The model, hence, has been substantially tested and modified. One of the great works comes from Fama and French (1992, 1993, and 1996) where the authors criticised the ability of beta in explaining cross-sectional variation in equity returns. The other famous work comes from Black (1972) where he first introduces a non risk free asset model by replacing risk free assets by zero-beta assets. Moreover, different versions of the CAPM are also developed with the Arbitrage Pricing Theory (APT) model by Ross (1976) and Intertemporal Capital Asset Pricing Model (ICAPM) by Merton (1973a). The first version of international CAPM was discussed in Solnik(1974) then extended by Roll and Solnik(1975) and Grauer, et al(1976).
In related work, Brailsford, et al (1997) estimates betas on 14 Australian companies’ data during a ten-year period from January 1984 to December 1993. Using OLS, with ten-year bond futures yield and ASX All Ordinary Index as proxies for risk free rate and market rate respectively, they proved that betas are significant in explaining asset returns on market and risk free returns. For externality-associated model, Draper and Paudyal (1995), using dummy variables for seasonal effects, presents evidence that UK-stock betas are sensitive to days of week.

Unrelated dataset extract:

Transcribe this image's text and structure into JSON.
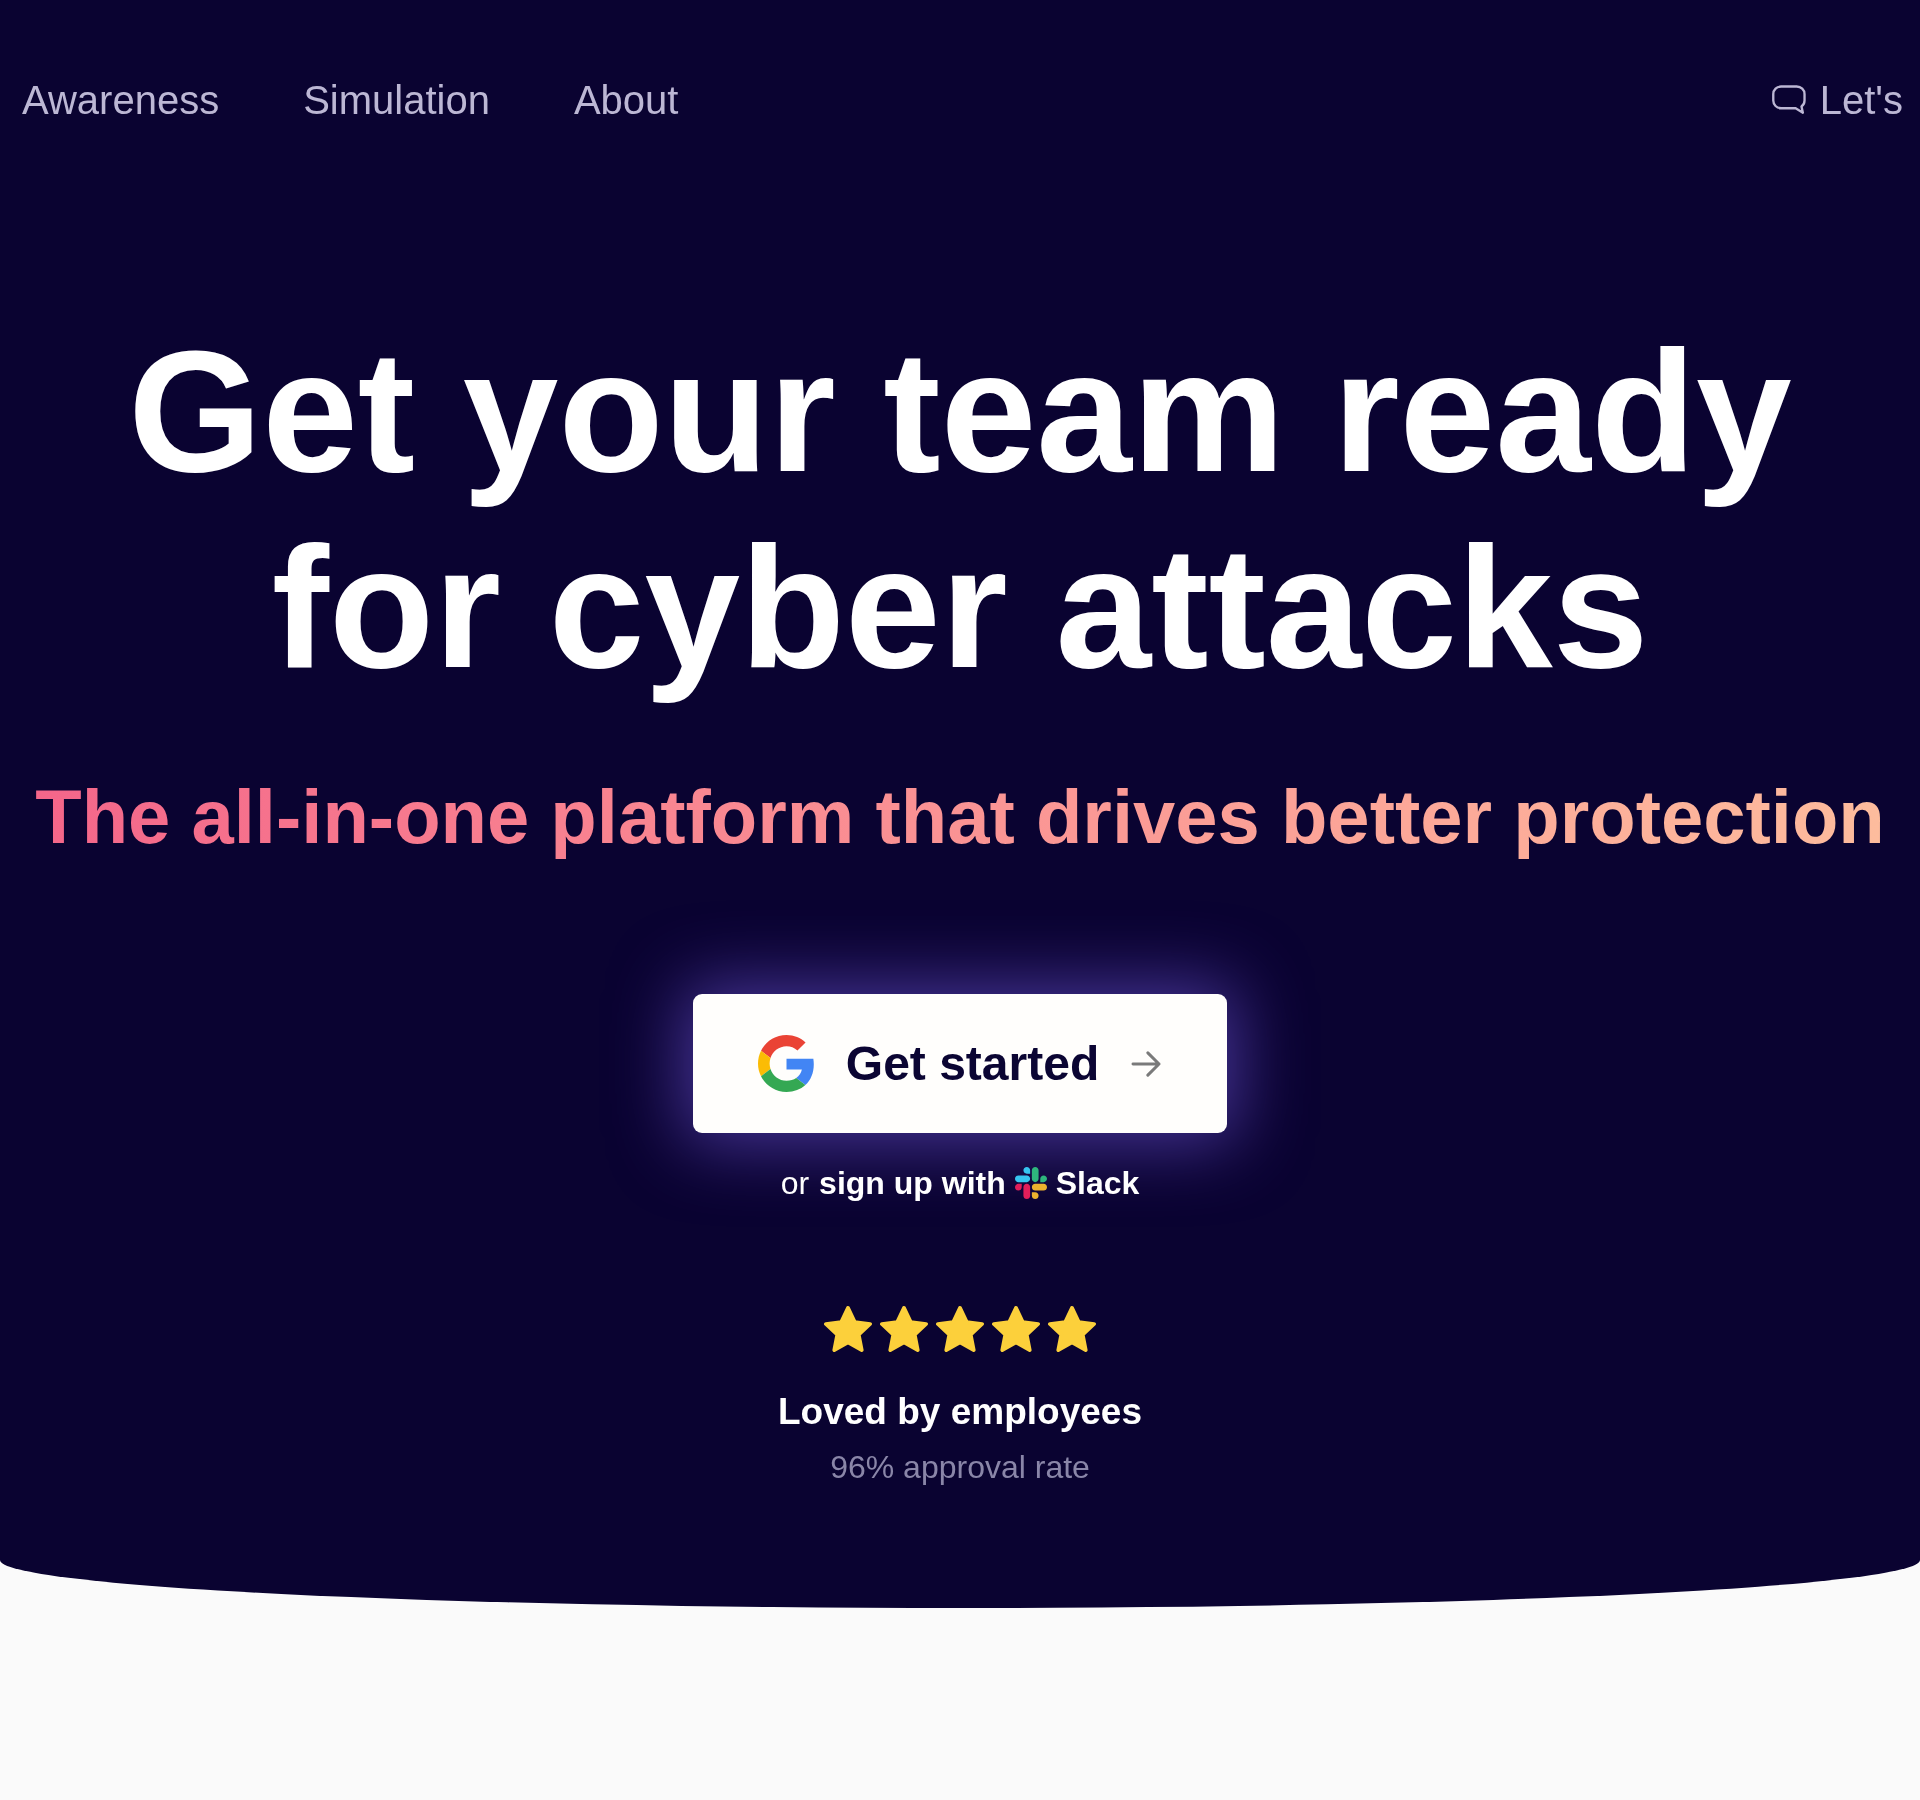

Moreover, Gultekin, et al (1989) finds that the performance of their model is affected by changes in capital control from the governments. In the international CAPM, while Cho, Eun, and Senbet (1986) rejects any improvement of the model from international effect, Korajczyk and Viallet(1989) contend that the rejection of international models is sensitive to inclusion of sample periods with strict capital control.
Although there are many common points between our paper and others’, we can still easily see some important differences and improvements in our approach. First, in comparison with Brailsford et al (1997), although we are also using Australian data, we cover more stocks than they did yet with less sacrifice of estimation precision due to the dramatic increase in number of parameters. The technique which is used is to group assets into portfolios. By this, we not only reduce the number of parameters but also are able to classify assets into different industries.
Comparing to the international model of Korajczyk and Viallet (1989), our model is more flexible. In constructing an international market portfolio, instead of pooling all the data (both international and domestic) by their weights to form a new market portfolio like what Korajczyk and Viallet did we separate all our international indices to be different regressors in our model.
In our point of view, our approach is more realistic and flexible because we do not know proportions of the international assets in desired market portfolios of different investors. Different investors can choose their international market portfolios in very different ways, so letting the proportions of the foreign indices be naturally calculated from the data is an appropriate thing to do. Moreover, another advantage of separating market indices is that we can evaluate influences of different markets on Australia’s stock returns.
Finally, the inclusion of exchange rates in the international model is also our improvement from almost other international models. The value of international market indices are converted in Australian Dollar before calculating their returns and excess returns. In theory, this does not change the calculated returns if we convert the values or not as long as the purchasing power parity holds. However, in reality, we can never assure that this relationship holds, therefore, this approach can help us evaluate the effects of purchasing power parity on Australian stocks’ returns.